LONDON — Porcelain sculptures, including a large porcelain tower, by contemporary British artist Rachel Kneebone are on display amongst masterpieces at the Victoria & Albert Musuem sculpture collection (April 1, 2017 – January 14, 2018). Kneebone’s work explores what it means to inhabit a body, its physical limitations and cognitive possibilities. Capturing emotional states of high intensity, her porcelain works investigate themes of transformation and renewal.
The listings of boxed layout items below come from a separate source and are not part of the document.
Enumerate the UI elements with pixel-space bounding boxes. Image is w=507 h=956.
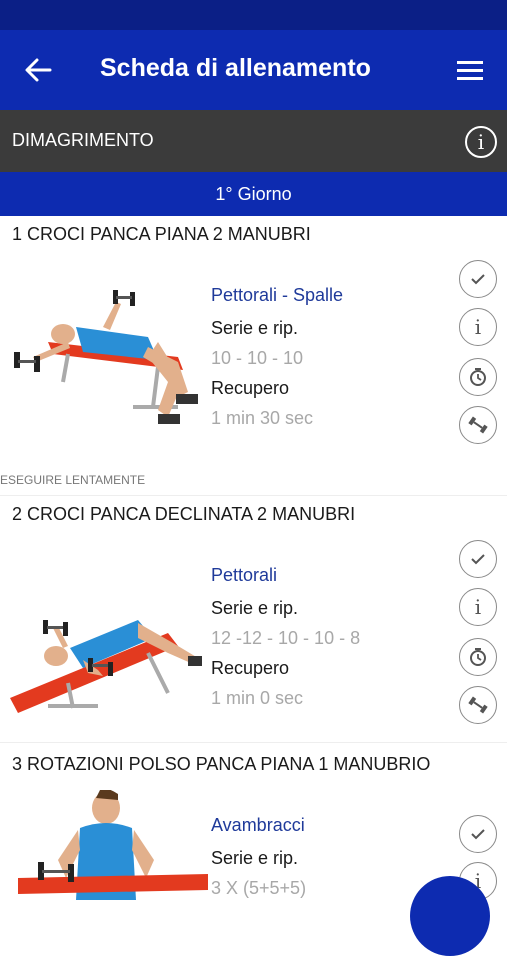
- rest-value: 1 min 0 sec: [211, 688, 304, 708]
- program-bar: DIMAGRIMENTO: [0, 110, 507, 172]
- muscle-group: Pettorali: [211, 565, 278, 585]
- info-button[interactable]: i: [459, 588, 497, 626]
- exercise-title[interactable]: 3 ROTAZIONI POLSO PANCA PIANA 1 MANUBRIO: [12, 754, 430, 775]
- complete-button[interactable]: [459, 540, 497, 578]
- info-icon: i: [474, 595, 482, 619]
- weights-button[interactable]: [459, 406, 497, 444]
- check-icon: [471, 829, 485, 840]
- complete-button[interactable]: [459, 260, 497, 298]
- weights-button[interactable]: [459, 686, 497, 724]
- rest-label: Recupero: [211, 658, 290, 678]
- muscle-group: Pettorali - Spalle: [211, 285, 344, 305]
- dumbbell-icon: [468, 696, 488, 714]
- timer-button[interactable]: [459, 358, 497, 396]
- sets-value: 10 - 10 - 10: [211, 348, 304, 368]
- dumbbell-icon: [468, 416, 488, 434]
- divider: [0, 495, 507, 496]
- program-name: DIMAGRIMENTO: [12, 130, 154, 150]
- exercise-illustration: [10, 620, 202, 713]
- info-button[interactable]: i: [459, 308, 497, 346]
- info-icon[interactable]: i: [465, 126, 497, 158]
- status-bar: [0, 0, 507, 30]
- timer-icon: [470, 368, 486, 386]
- exercise-illustration: [18, 790, 208, 900]
- timer-button[interactable]: [459, 638, 497, 676]
- day-tab[interactable]: 1° Giorno: [0, 172, 507, 216]
- complete-button[interactable]: [459, 815, 497, 853]
- sets-label: Serie e rip.: [211, 598, 299, 618]
- exercise-title[interactable]: 1 CROCI PANCA PIANA 2 MANUBRI: [12, 224, 311, 245]
- timer-icon: [470, 648, 486, 666]
- hamburger-menu-icon[interactable]: [456, 58, 484, 82]
- back-arrow-icon[interactable]: [24, 56, 52, 84]
- check-icon: [471, 274, 485, 285]
- sets-value: 3 X (5+5+5): [211, 878, 307, 898]
- sets-value: 12 -12 - 10 - 10 - 8: [211, 628, 361, 648]
- divider: [0, 742, 507, 743]
- exercise-note: ESEGUIRE LENTAMENTE: [0, 473, 146, 487]
- floating-action-button[interactable]: [410, 876, 490, 956]
- app-bar: Scheda di allenamento: [0, 30, 507, 110]
- info-icon: i: [474, 315, 482, 339]
- rest-value: 1 min 30 sec: [211, 408, 314, 428]
- exercise-title[interactable]: 2 CROCI PANCA DECLINATA 2 MANUBRI: [12, 504, 355, 525]
- check-icon: [471, 554, 485, 565]
- page-title: Scheda di allenamento: [100, 54, 371, 82]
- exercise-illustration: [14, 290, 198, 424]
- sets-label: Serie e rip.: [211, 318, 299, 338]
- muscle-group: Avambracci: [211, 815, 305, 835]
- rest-label: Recupero: [211, 378, 290, 398]
- sets-label: Serie e rip.: [211, 848, 299, 868]
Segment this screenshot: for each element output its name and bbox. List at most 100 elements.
Above image: Rachel Kneebone, 399 Days, 2012 – 2013
399 Days, the largest and most ambitious sculpture the artist has ever produced, is displayed as part of the exhibition; a 16 1/2 feet high porcelain tower featuring intricately modeled and detailed figurative scenarios. The sculpture combines minute detail and towering scale. Its composite tiles form one grand architectural sculpture referencing the V&A’s cast of Trajan’s column. Surrounded by 16th-century sculptures from the V&A’s collections, 399 Days echoes and challenges classical forms and Renaissance ideas of knowledge and power.
Until later this summer, three of Kneebone’s sculptures will be presented alongside Auguste Rodin’s bronzes. Placed alongside these sculptures on the hundred anniversary of Rodin’s death, the display highlights the artists’ shared interest in capturing emotive states: hope, longing, loss and suffering.
Kneebone deliberately permits her work to rupture and crack, visibly exploiting the properties of the earthen material. Although Kneebone works in porcelain – a material which may seem opposed to Rodin’s use of bronze and marble – the two artists are concerned with expressing materiality and sensuality in their work, and both emphasize the process of its creation.
Comprising organic, architectural and geometric forms Kneebone’s complex works allude to Dante, Rilke and Bataille while using the language of classicism laced with surrealism.